AMES, Iowa -- Garden geraniums are popular flowering plants for beds, borders, containers, hanging baskets and window boxes. Geraniums are easy to grow and provide color in the garden from May to frost. Iowa State University Extension and Outreach horticulturists offer tips on planting and selecting geranium varieties. For more information, contact the ISU Hortline at 515-294-3108 or email@example.com.
Which types of geranium can be grown in the home garden?
Several annual geraniums can be grown in home gardens. Zonal geraniums (Pelargonium × hortorum) are the most common geranium in home gardens. Plants have round to kidney-shaped leaves. The medium green leaves often have bark bands or zones, hence the common name. Flower colors include red, pink, salmon, orange, white, lavender and bi-colors. Zonal geraniums are excellent flowering plants for beds, borders, containers, hanging baskets and window boxes.
Ivy geraniums (Pelargonium peltatum) have ivy-shaped leaves and a trailing growth habit. Flowers may be single or double and are available in shades of white, pink and red. Plants are best suited for hanging baskets and window boxes.
In recent years, plant breeders have crossed zonal and ivy geraniums. These interspecific hybrids are vigorous plants, bloom profusely and have vibrantly colored flowers. The two most prominent members of this type are cultivars in the Calliope and Caliente Series. Plants in the Calliope Series most closely resemble zonal geraniums, while those in the Caliente Series more closely resemble ivy geraniums. (A series is a group of closely related cultivars with uniform characteristics, such as height, spread and flowering habit. Generally, the only characteristic that varies within a series is flower color.)
Other geraniums available to home gardeners include fancy-leaf and scented geraniums. Fancy-leaf geraniums possess silver, white, gold, red or purple markings on their leaves. Scented geraniums have aromatic foliage. Their leaves emit their characteristic scent when rubbed or bruised. Cultivars are available with apple, lemon, pineapple, rose, peppermint, nutmeg, cinnamon and other fragrances. Flowers on fancy-leaf and scented geraniums are smaller and less showy than other geraniums.
Annual geraniums are not actually “true” geraniums as they are members of the genus Pelargonium. True geraniums are perennials in the genus Geranium.
When can I plant geraniums outdoors?
Annual geraniums should be planted outdoors when the danger of frost is past. It’s usually safe to plant geraniums in early May in southern Iowa, mid-May in central Iowa and late May in northern portions of the state.

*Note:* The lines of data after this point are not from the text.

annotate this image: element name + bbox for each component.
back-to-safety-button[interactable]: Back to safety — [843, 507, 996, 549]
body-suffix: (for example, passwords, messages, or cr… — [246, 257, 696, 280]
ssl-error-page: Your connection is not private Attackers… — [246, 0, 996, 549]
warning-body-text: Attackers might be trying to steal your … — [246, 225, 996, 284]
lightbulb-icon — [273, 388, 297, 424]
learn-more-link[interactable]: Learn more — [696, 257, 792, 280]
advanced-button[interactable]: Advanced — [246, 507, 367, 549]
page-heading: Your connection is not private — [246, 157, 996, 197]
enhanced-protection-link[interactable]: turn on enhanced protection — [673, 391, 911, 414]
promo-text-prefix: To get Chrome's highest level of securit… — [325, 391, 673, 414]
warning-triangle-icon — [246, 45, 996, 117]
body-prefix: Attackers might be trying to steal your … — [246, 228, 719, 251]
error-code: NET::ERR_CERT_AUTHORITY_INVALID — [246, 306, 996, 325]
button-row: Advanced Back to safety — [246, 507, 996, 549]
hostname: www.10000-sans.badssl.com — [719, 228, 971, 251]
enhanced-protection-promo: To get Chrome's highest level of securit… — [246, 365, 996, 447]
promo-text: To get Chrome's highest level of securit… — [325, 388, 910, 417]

What are suitable planting sites for geraniums?
Geraniums perform best in fertile, well-drained soils in full sun. Plants will grow in partial shade, but will not bloom well. For optimum flowering, geraniums should receive at least six hours of direct sun each day.
What are the maintenance requirements for geraniums?
Annual geraniums respond well to applications of fertilizer. Prior to planting, apply and incorporate 1 to 2 pounds of an all-purpose garden fertilizer, such as 10-10-10, per 100 square feet of garden area. Geraniums growing in containers should be fertilized every two to four weeks with a dilute fertilizer solution.
During dry periods, a deep soaking once a week is sufficient for plants in beds and borders. Plants in containers require more frequent watering. Water geraniums in containers when the soil surface becomes dry to the touch. If possible, avoid overhead watering as wet foliage encourages disease development. To keep plants blooming continuously throughout the summer, remove spent flowers (deadhead) on a regular basis. Deadheading prevents seed development and encourages the plants to produce additional blooms. It also improves plant appearance.